You’re on the rebound and just looking to satiate your thirst. Or maybe you’re out of town on work and only have one night to kill. Whatever your reason is, you’re looking for one night of coital bliss. Here are some quick tips to get in and out with your dignity intact.
It’s called a one night stand for a reason. Don’t get attached. Explore every inch and fantasy you can fit into your 5 minutes of sweaty passion and then pack it in. No one likes a clinger. If numbers are exchanged, don’t immediately assume that means you’ve got a standing reservation at some sleezy motel every Saturday night.
I don’t care how drunk you are, those swimmers have better sense of direction than a homing pigeon. It takes two minutes of pumping, ok 45 seconds, to make a life changing mistake. Even if the baby bump isn’t a fear, you don’t want to wake up with warts on your junk. Protect your tool and live to do work another day.
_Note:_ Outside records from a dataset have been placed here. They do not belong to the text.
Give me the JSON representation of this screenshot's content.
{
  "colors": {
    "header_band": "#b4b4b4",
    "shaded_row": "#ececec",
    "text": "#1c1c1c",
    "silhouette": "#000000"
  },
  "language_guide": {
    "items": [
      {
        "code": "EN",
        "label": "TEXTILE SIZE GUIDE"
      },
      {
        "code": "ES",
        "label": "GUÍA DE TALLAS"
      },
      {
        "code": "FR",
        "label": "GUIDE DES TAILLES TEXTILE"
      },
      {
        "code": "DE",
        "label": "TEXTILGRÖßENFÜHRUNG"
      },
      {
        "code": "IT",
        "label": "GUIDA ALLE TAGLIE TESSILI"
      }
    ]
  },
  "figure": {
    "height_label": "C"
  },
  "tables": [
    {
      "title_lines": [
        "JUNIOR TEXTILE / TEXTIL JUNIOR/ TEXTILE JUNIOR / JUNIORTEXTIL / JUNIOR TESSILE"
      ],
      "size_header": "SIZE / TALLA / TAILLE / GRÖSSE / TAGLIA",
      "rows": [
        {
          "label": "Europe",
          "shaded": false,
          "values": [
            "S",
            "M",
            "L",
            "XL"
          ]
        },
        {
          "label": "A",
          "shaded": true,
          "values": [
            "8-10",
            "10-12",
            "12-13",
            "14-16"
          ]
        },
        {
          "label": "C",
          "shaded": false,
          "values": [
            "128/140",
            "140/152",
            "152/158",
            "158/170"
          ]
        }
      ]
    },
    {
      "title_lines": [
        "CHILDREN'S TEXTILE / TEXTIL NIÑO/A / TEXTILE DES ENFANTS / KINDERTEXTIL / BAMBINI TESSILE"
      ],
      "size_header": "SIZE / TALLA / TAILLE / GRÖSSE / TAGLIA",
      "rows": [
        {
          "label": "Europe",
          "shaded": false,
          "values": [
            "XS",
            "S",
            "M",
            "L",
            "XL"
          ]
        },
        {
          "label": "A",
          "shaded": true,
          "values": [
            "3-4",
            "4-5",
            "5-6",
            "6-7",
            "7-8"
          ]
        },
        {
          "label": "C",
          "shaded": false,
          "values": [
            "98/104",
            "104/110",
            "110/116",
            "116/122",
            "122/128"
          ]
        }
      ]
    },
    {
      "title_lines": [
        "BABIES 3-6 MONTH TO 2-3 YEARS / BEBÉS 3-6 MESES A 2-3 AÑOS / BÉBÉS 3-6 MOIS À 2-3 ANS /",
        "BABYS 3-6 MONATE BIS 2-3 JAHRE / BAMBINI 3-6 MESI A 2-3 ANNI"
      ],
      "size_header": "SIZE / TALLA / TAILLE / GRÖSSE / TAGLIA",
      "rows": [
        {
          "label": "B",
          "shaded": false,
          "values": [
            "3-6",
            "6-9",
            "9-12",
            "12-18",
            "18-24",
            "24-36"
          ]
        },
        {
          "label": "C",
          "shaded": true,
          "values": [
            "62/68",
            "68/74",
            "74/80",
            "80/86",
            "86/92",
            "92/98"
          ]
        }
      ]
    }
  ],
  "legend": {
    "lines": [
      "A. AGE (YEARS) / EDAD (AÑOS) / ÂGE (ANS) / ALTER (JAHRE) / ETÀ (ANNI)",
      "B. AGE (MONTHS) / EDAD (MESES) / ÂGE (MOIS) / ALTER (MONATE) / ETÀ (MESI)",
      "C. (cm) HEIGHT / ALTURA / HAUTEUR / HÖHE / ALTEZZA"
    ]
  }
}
If there is any chance this might be your lucky night, put the gym socks away and wash those crusty sheets. No amount of passion can overcome that smell creeping out of your kitchen. Treat this night like your last shot at lust. Better yet, just go to a damn hotel. Let them clean up your regrets in the morning.
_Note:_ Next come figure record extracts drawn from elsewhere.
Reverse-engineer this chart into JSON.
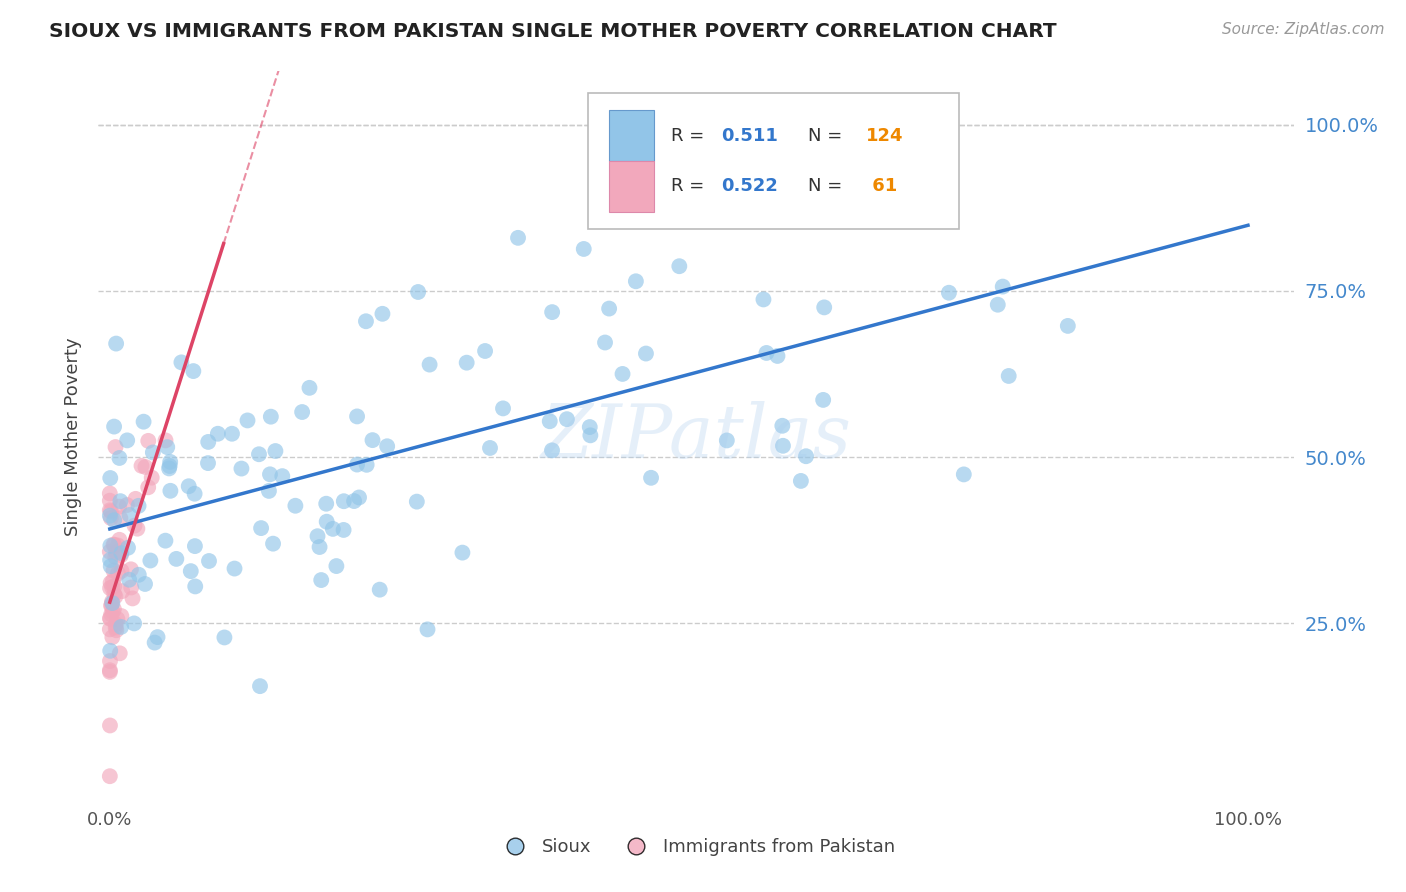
{
  "title": "SIOUX VS IMMIGRANTS FROM PAKISTAN SINGLE MOTHER POVERTY CORRELATION CHART",
  "source": "Source: ZipAtlas.com",
  "ylabel": "Single Mother Poverty",
  "color_sioux": "#92C5E8",
  "color_pakistan": "#F2A8BC",
  "color_line_sioux": "#3377CC",
  "color_line_pakistan": "#DD4466",
  "watermark": "ZIPatlas",
  "ytick_positions": [
    0.25,
    0.5,
    0.75,
    1.0
  ],
  "ytick_labels": [
    "25.0%",
    "50.0%",
    "75.0%",
    "100.0%"
  ],
  "xtick_positions": [
    0.0,
    1.0
  ],
  "xtick_labels": [
    "0.0%",
    "100.0%"
  ],
  "legend_r1": "R = ",
  "legend_v1": "0.511",
  "legend_n1_label": "N =",
  "legend_n1_val": "124",
  "legend_r2": "R = ",
  "legend_v2": "0.522",
  "legend_n2_label": "N =",
  "legend_n2_val": " 61",
  "sioux_seed": 99,
  "pak_seed": 77
}
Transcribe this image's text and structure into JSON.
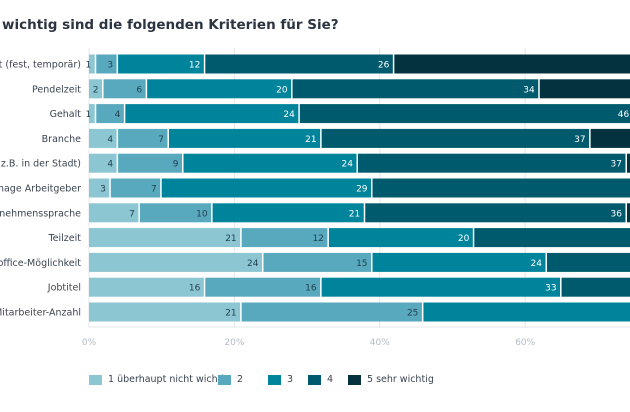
{
  "title": "wichtig sind die folgenden Kriterien für Sie?",
  "chart_data": {
    "type": "bar",
    "orientation": "horizontal",
    "stacked": true,
    "title": "wichtig sind die folgenden Kriterien für Sie?",
    "categories": [
      "art (fest, temporär)",
      "Pendelzeit",
      "Gehalt",
      "Branche",
      "rt (z.B. in der Stadt)",
      "Image Arbeitgeber",
      "ernehmenssprache",
      "Teilzeit",
      "eoffice-Möglichkeit",
      "Jobtitel",
      "Mitarbeiter-Anzahl"
    ],
    "series": [
      {
        "name": "1 überhaupt nicht wichtig",
        "color": "#8cc6d2",
        "values": [
          1,
          2,
          1,
          4,
          4,
          3,
          7,
          21,
          24,
          16,
          21
        ]
      },
      {
        "name": "2",
        "color": "#58a9be",
        "values": [
          3,
          6,
          4,
          7,
          9,
          7,
          10,
          12,
          15,
          16,
          25
        ]
      },
      {
        "name": "3",
        "color": "#00849b",
        "values": [
          12,
          20,
          24,
          21,
          24,
          29,
          21,
          20,
          24,
          33,
          null
        ]
      },
      {
        "name": "4",
        "color": "#005a6d",
        "values": [
          26,
          34,
          46,
          37,
          37,
          null,
          36,
          null,
          null,
          null,
          null
        ]
      },
      {
        "name": "5 sehr wichtig",
        "color": "#04333f",
        "values": [
          null,
          null,
          null,
          null,
          null,
          null,
          null,
          null,
          null,
          null,
          null
        ]
      }
    ],
    "xticks": [
      "0%",
      "20%",
      "40%",
      "60%"
    ],
    "xlim": [
      0,
      100
    ],
    "unit": "%",
    "grid": true,
    "legend_position": "bottom"
  }
}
No one wants to wake up next to Sloth in the morning. If you’re with friends, listen to them. They know you’re horny and haven’t gotten any action since Becky let you get to second base during Titanic, but they may see things more clearly. Then again, it all feels the same with the lights off, right?
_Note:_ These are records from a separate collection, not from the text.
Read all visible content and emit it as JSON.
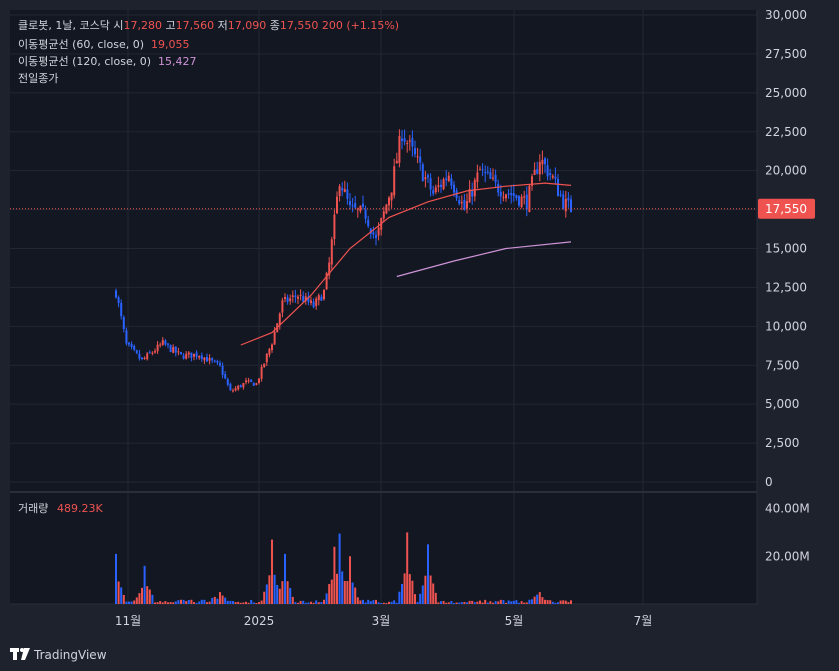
{
  "header": {
    "symbol": "클로봇, 1날, 코스닥",
    "open_label": "시",
    "open_value": "17,280",
    "high_label": "고",
    "high_value": "17,560",
    "low_label": "저",
    "low_value": "17,090",
    "close_label": "종",
    "close_value": "17,550",
    "change": "200 (+1.15%)",
    "ma60_label": "이동평균선 (60, close, 0)",
    "ma60_value": "19,055",
    "ma120_label": "이동평균선 (120, close, 0)",
    "ma120_value": "15,427",
    "prev_close_label": "전일종가"
  },
  "price_axis": {
    "ticks": [
      "30,000",
      "27,500",
      "25,000",
      "22,500",
      "20,000",
      "17,500",
      "15,000",
      "12,500",
      "10,000",
      "7,500",
      "5,000",
      "2,500",
      "0"
    ],
    "current_price_label": "17,550"
  },
  "volume_pane": {
    "label": "거래량",
    "value": "489.23K",
    "ticks": [
      "40.00M",
      "20.00M"
    ]
  },
  "time_axis": {
    "labels": [
      "11월",
      "2025",
      "3월",
      "5월",
      "7월"
    ]
  },
  "brand": {
    "name": "TradingView"
  },
  "colors": {
    "background": "#131722",
    "up": "#ef5350",
    "down": "#2962ff",
    "ma60": "#ef5350",
    "ma120": "#ce93d8",
    "text": "#d1d4dc"
  },
  "chart_data": {
    "type": "candlestick",
    "ylim": [
      0,
      30000
    ],
    "current_price": 17550,
    "x_labels": [
      "11월",
      "2025",
      "3월",
      "5월",
      "7월"
    ],
    "anchors": [
      {
        "x": 0,
        "y": 12200
      },
      {
        "x": 4,
        "y": 8800
      },
      {
        "x": 10,
        "y": 7800
      },
      {
        "x": 18,
        "y": 8900
      },
      {
        "x": 25,
        "y": 8100
      },
      {
        "x": 32,
        "y": 8200
      },
      {
        "x": 40,
        "y": 7400
      },
      {
        "x": 44,
        "y": 5800
      },
      {
        "x": 50,
        "y": 6400
      },
      {
        "x": 54,
        "y": 6300
      },
      {
        "x": 60,
        "y": 9000
      },
      {
        "x": 64,
        "y": 11500
      },
      {
        "x": 70,
        "y": 12000
      },
      {
        "x": 76,
        "y": 11300
      },
      {
        "x": 80,
        "y": 12200
      },
      {
        "x": 82,
        "y": 14000
      },
      {
        "x": 86,
        "y": 19500
      },
      {
        "x": 90,
        "y": 17500
      },
      {
        "x": 96,
        "y": 17200
      },
      {
        "x": 100,
        "y": 15500
      },
      {
        "x": 106,
        "y": 19000
      },
      {
        "x": 110,
        "y": 22500
      },
      {
        "x": 116,
        "y": 20500
      },
      {
        "x": 122,
        "y": 18500
      },
      {
        "x": 128,
        "y": 19800
      },
      {
        "x": 134,
        "y": 17500
      },
      {
        "x": 140,
        "y": 20000
      },
      {
        "x": 146,
        "y": 19000
      },
      {
        "x": 152,
        "y": 18500
      },
      {
        "x": 158,
        "y": 18000
      },
      {
        "x": 163,
        "y": 20800
      },
      {
        "x": 168,
        "y": 19500
      },
      {
        "x": 172,
        "y": 18000
      },
      {
        "x": 175,
        "y": 17550
      }
    ],
    "ma60": [
      {
        "x": 48,
        "y": 8800
      },
      {
        "x": 60,
        "y": 9600
      },
      {
        "x": 75,
        "y": 12000
      },
      {
        "x": 90,
        "y": 15000
      },
      {
        "x": 105,
        "y": 17000
      },
      {
        "x": 120,
        "y": 18000
      },
      {
        "x": 135,
        "y": 18700
      },
      {
        "x": 150,
        "y": 19000
      },
      {
        "x": 165,
        "y": 19200
      },
      {
        "x": 175,
        "y": 19055
      }
    ],
    "ma120": [
      {
        "x": 108,
        "y": 13200
      },
      {
        "x": 130,
        "y": 14200
      },
      {
        "x": 150,
        "y": 15000
      },
      {
        "x": 175,
        "y": 15427
      }
    ],
    "volume_peaks": [
      {
        "x": 0,
        "v": 21.0
      },
      {
        "x": 11,
        "v": 16.0
      },
      {
        "x": 40,
        "v": 5.0
      },
      {
        "x": 60,
        "v": 27.0
      },
      {
        "x": 65,
        "v": 21.0
      },
      {
        "x": 84,
        "v": 24.0
      },
      {
        "x": 86,
        "v": 29.5
      },
      {
        "x": 90,
        "v": 20.0
      },
      {
        "x": 112,
        "v": 30.0
      },
      {
        "x": 120,
        "v": 25.0
      },
      {
        "x": 163,
        "v": 5.0
      }
    ],
    "volume_ylim": [
      0,
      44
    ]
  }
}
This is all about getting it in, but that doesn’t mean you have to get worked up like a Jane Austen novel. Have some fun with it. Maybe actually try that whole “foreplay” thing for once. Explore. Try things you’ve never done before and would never allow your [eventual] S/O to actually do. Two words: Butt. Stuff.
So you threw your money at the cab driver and hustled to the door. Your jeans are around your ankles and you’re already half-mast. Unfortunately, she gets cold feet. Don’t be a d*ck. Count yourself lucky that her beer goggles lasted this long. Chances are you would have just disappointed her anyway. Bottom line, it’s not happening. Help them get a cab and say goodnight. You’ve got a date with a bottle of lotion.
Once your 30 seconds of regret are over, it’s definitely sleepy time. They’re in your bed and they’re in for the night. They may choose to leave while you drool on the pillow, and that is totally awesome and thank you kind stranger, but if they don’t, at least let them sleep it off. This person let you do things your mom has never even heard of, you owe them a good night’s rest.
Whether it’s a walk of shame, or walk of fame (you lucky bastard, you), it’s time to go. Overstaying your welcome can turn an epic encounter into a creeper, cringe-fest. Coffee and/or water make for a great pre-walk pick me up, but then out you go.
There may be more heinous reasons for the importance of this in some cases, either way, whatever you bring with you, needs to leave with you – even if it’s wrapped in a sheet. You know how many shoes you were wearing and how many earrings you had on. Please don’t be that f*cking weirdo who leaves something behind on purpose. If they want to see you again, they can probably find you get wasted at exactly the same place next week.
So I guess love happens everywhere, or some sappy sh*t like that. In the off chance you just gave it to your soul mate, don’t get all soppy and immediately try to put a ring on it. They may feel exactly the same, but they still just got it on with someone who wreaked of Fireball and urinal cakes. Give them some space and time to hopefully forget the cringe-worthy details of your first encounter. They won’t be too hard to find.